You can also use a compiled version of the function to calculate density. You can use cython or numba for that. I use numba to jit compile the density calculation function in the ans, as it is as easy as putting in a decorator.
Pros :
- You can write
if
conditions as you mention in your comments
- Slightly faster than the numpy version mentioned in the ans by
@Willem Van Onsem, as we have to iterate through the boolean array to
calculate the sum in
density.astype(int).sum()
.
Cons:
- Write an ugly three level loop. Looses the beauty of the singlish liner numpy solution.
Code:
import numba as nb
@nb.jit(nopython=True, cache=True)
def calc_density(xx, yy, zz, R0, hz):
threshold = R0 * R0
dimensions = xx.shape
density = 0
for i in range(dimensions[0]):
for j in range(dimensions[1]):
for k in range(dimensions[2]):
r_xy = xx[i][j][k] ** 2 + yy[i][j][k] ** 2
if(r_xy <= threshold and -hz <= zz[i][j][k] <= hz):
density+=1
return density
Running times:
Willem Van Onsem solution, f2 variant : 1.28s without sum, 2.01 with sum.

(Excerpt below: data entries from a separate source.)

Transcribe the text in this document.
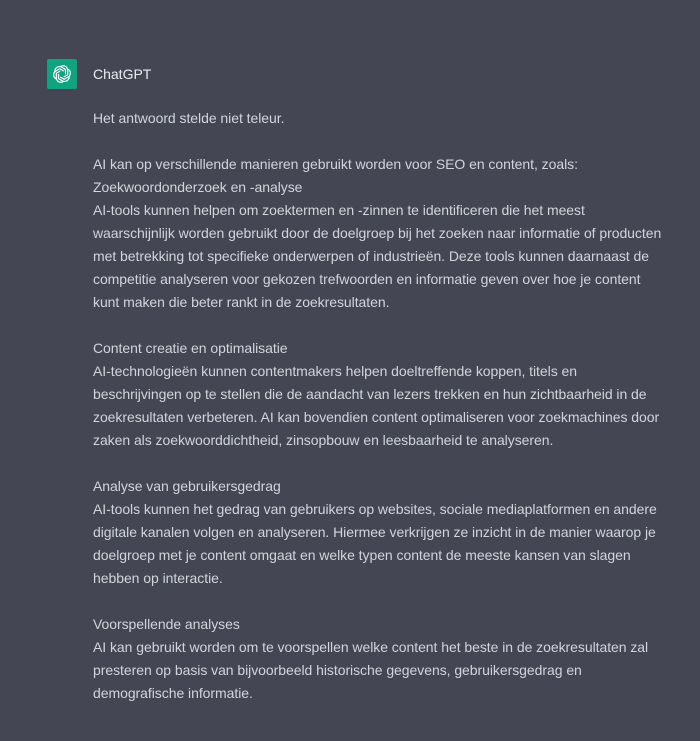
ChatGPT

Het antwoord stelde niet teleur.

AI kan op verschillende manieren gebruikt worden voor SEO en content, zoals:
Zoekwoordonderzoek en -analyse
AI-tools kunnen helpen om zoektermen en -zinnen te identificeren die het meest waarschijnlijk worden gebruikt door de doelgroep bij het zoeken naar informatie of producten met betrekking tot specifieke onderwerpen of industrieën. Deze tools kunnen daarnaast de competitie analyseren voor gekozen trefwoorden en informatie geven over hoe je content kunt maken die beter rankt in de zoekresultaten.

Content creatie en optimalisatie
AI-technologieën kunnen contentmakers helpen doeltreffende koppen, titels en beschrijvingen op te stellen die de aandacht van lezers trekken en hun zichtbaarheid in de zoekresultaten verbeteren. AI kan bovendien content optimaliseren voor zoekmachines door zaken als zoekwoorddichtheid, zinsopbouw en leesbaarheid te analyseren.

Analyse van gebruikersgedrag
AI-tools kunnen het gedrag van gebruikers op websites, sociale mediaplatformen en andere digitale kanalen volgen en analyseren. Hiermee verkrijgen ze inzicht in de manier waarop je doelgroep met je content omgaat en welke typen content de meeste kansen van slagen hebben op interactie.

Voorspellende analyses
AI kan gebruikt worden om te voorspellen welke content het beste in de zoekresultaten zal presteren op basis van bijvoorbeeld historische gegevens, gebruikersgedrag en demografische informatie.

Numba solution( calc_density, on second run, to discount the compile time) : 0.48s.
As suggested in the comments, we need not calculate the meshgrid also. We can directly pass the x, y, z
to the function. Thus:
@nb.jit(nopython=True, cache=True)
def calc_density2(x, y, z, R0, hz):
threshold = R0 * R0
dimensions = len(x), len(y), len(z)
density = 0
for i in range(dimensions[0]):
for j in range(dimensions[1]):
for k in range(dimensions[2]):
r_xy = x[i] ** 2 + y[j] ** 2
if(r_xy <= threshold and -hz <= z[k] <= hz):
density+=1
return density
Now, for fair comparison, we also include the time of np.meshgrid
in @Willem Van Onsem's ans.
Running times:
Willem Van Onsem solution, f2 variant(np.meshgrid time included) : 2.24s
Numba solution( calc_density2, on second run, to discount the compile time) : 0.079s.